I think it's going to be a doozy of a capital gain distribution season, especially from equity mutual funds. After a six-year stock market rally, many funds have hefty capital gains on their books from having unloaded appreciated shares, and they have few losses to offset them. Those gains, in turn, must be distributed to shareholders. Further adding to the potential for capital gain distribution pain is that many actively managed equity funds have been in redemption mode as investors have switched to passive products; that means those distributions will get dished out across a smaller shareholder base of active-fund owners who stayed put. If your plan was to lighten up on a position or sell out of it altogether because doing so makes sense from an investment standpoint, consider making your trades before capital gain distribution season begins in earnest--usually in early December. Funds will begin posting estimates of their anticipated distributions within a month or so; scout out your fund company's website for the latest information.

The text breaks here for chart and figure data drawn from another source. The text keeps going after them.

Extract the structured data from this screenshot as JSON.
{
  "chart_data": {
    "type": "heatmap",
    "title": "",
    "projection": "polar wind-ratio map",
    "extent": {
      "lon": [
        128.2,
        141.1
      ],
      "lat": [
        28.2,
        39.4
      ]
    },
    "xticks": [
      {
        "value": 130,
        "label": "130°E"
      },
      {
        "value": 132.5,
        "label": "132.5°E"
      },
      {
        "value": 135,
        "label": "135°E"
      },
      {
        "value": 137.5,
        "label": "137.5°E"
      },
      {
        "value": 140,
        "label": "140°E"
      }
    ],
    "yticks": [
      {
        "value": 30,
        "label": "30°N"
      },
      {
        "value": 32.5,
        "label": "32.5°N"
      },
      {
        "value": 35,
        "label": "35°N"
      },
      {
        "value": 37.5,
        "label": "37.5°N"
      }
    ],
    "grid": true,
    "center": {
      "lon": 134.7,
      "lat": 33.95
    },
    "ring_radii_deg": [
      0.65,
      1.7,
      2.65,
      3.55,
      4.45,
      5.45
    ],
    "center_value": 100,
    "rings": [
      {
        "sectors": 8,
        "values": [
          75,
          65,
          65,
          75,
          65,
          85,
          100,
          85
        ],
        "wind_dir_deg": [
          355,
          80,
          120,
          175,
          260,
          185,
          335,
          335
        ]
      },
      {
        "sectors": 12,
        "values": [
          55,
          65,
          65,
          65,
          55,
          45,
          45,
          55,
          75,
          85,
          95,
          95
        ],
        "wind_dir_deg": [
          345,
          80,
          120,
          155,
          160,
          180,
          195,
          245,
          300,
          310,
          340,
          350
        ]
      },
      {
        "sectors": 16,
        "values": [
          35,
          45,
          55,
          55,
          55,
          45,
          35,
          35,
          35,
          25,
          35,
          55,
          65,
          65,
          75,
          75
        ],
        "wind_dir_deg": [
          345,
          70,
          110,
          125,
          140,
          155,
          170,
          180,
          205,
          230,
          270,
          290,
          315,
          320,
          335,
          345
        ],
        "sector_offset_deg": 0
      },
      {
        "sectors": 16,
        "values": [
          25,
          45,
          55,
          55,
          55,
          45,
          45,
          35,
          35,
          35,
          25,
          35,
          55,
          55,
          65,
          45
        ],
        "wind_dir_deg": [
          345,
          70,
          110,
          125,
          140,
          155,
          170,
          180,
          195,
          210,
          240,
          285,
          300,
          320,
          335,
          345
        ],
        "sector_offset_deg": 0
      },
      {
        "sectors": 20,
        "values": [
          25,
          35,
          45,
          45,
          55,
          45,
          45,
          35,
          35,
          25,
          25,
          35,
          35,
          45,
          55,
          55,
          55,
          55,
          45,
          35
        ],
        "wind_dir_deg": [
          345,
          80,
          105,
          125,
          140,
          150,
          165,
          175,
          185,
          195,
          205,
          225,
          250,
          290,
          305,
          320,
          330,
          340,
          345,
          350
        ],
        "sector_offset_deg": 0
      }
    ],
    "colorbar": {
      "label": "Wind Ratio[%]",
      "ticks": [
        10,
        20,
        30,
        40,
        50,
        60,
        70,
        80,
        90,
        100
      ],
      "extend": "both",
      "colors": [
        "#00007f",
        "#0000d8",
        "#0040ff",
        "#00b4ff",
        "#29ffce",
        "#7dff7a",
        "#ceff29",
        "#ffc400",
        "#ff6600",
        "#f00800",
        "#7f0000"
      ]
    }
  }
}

Selling pre-emptively to avoid an impending capital gain distribution isn't always a good idea, though. If you unload shares to dodge a distribution, you run the risk of triggering another tax bill instead: capital gains taxes on your sale. And if your shares have appreciated substantially since you purchased them, those gains could handily exceed any savings you realize by dodging the impending distribution. Thus, it's important to make sure that you're letting an investment's fundamental merits, rather than tax matters alone, drive your decision-making.
Another way to blunt capital gains pain is to unload securities that are trading below your purchase prices. You can then use those losses to offset your capital gains or, if your losses exceed your gains, to offset up to $3,000 in ordinary income. Stocks are generally up this year, but you still may be able to identify laggard holdings here and there. In fact, more than 6,000 individual stocks in Morningstar's database have posted losses of more than 10% over the past year, including widely held mega-cap names like Amazon (AMZN), Ford (F) and General Motors (GM), and Samsung Electronics (SSNLF). It may be harder to find mutual funds that are in the red over your holding period, but energy and commodity funds could be ripe for pruning. If you've selected the specific share identification method for calculating cost basis, you can take a surgical approach, selling your high-cost-basis lots while leaving lower-cost-basis shares in place. This article goes into greater detail on tax-loss selling. (If you're in the 0% tax bracket for long-term capital gains, you might also consider tax-gain harvesting; financial-planning expert Michael Kitces discussed the logistics in this video.)
One of the drawbacks to tax-loss selling is that you might want to hang on to your laggard holdings, not throw them overboard, because they could rebound. Thus, here's another area where you want to be sure to put investment considerations ahead of tax factors in your decision-making. That said, it's worth noting that if you wait at least 31 days beyond your sale date, you can rebuy the same securities without disqualifying your tax loss. Alternatively, you can buy a different security that provides exposure to a similar market segment. If this is your plan, just make sure the security you're buying isn't "substantially identical." You can't, for example, sell an MSCI EAFE index fund and buy an ETF that tracks the same index, but you could switch from an actively managed fund to an index product.
You have until Dec. 31 to take your required minimum distributions from your Traditional IRA and 401(k) accounts, provided you're age 70 1/2 and older. Bear in mind that you don't have to take equal distributions from each of your holdings. Assuming you've calculated the correct amount of your RMDs for each account type, you can be surgical about where you go for the money. If your portfolio is heavier on U.S. large-cap equities than is ideal, for example, you can correct the imbalance by pulling your withdrawals from those holdings. That allows you to fulfill your tax-related obligations while also improving your portfolio's risk/reward profile for the future. This article provides some tips for RMD season.
It's a high-class problem: Rather than take out living expenses from their IRAs throughout the year, some affluent retirees view RMDs as a necessary evil: Money has to come out of their IRAs to satisfy the IRS, but they don't really need it. If you're in that camp, remember that you can reinvest the money in a taxable account; just be sure to steer it toward tax-efficient investments such as stock index funds, exchange-traded funds, or municipal bonds. Alternatively, if you or your spouse has earned (that is, nonportfolio) income to cover your contribution, you can put the money into a Roth IRA. (This article discusses how to invest RMDs you don't need.) Of course, RMD time also coincides with gift-giving season; in 2014, you can give up to $14,000 to each individual without having to file a gift-tax return, and you can lower your tax bill via charitable contributions.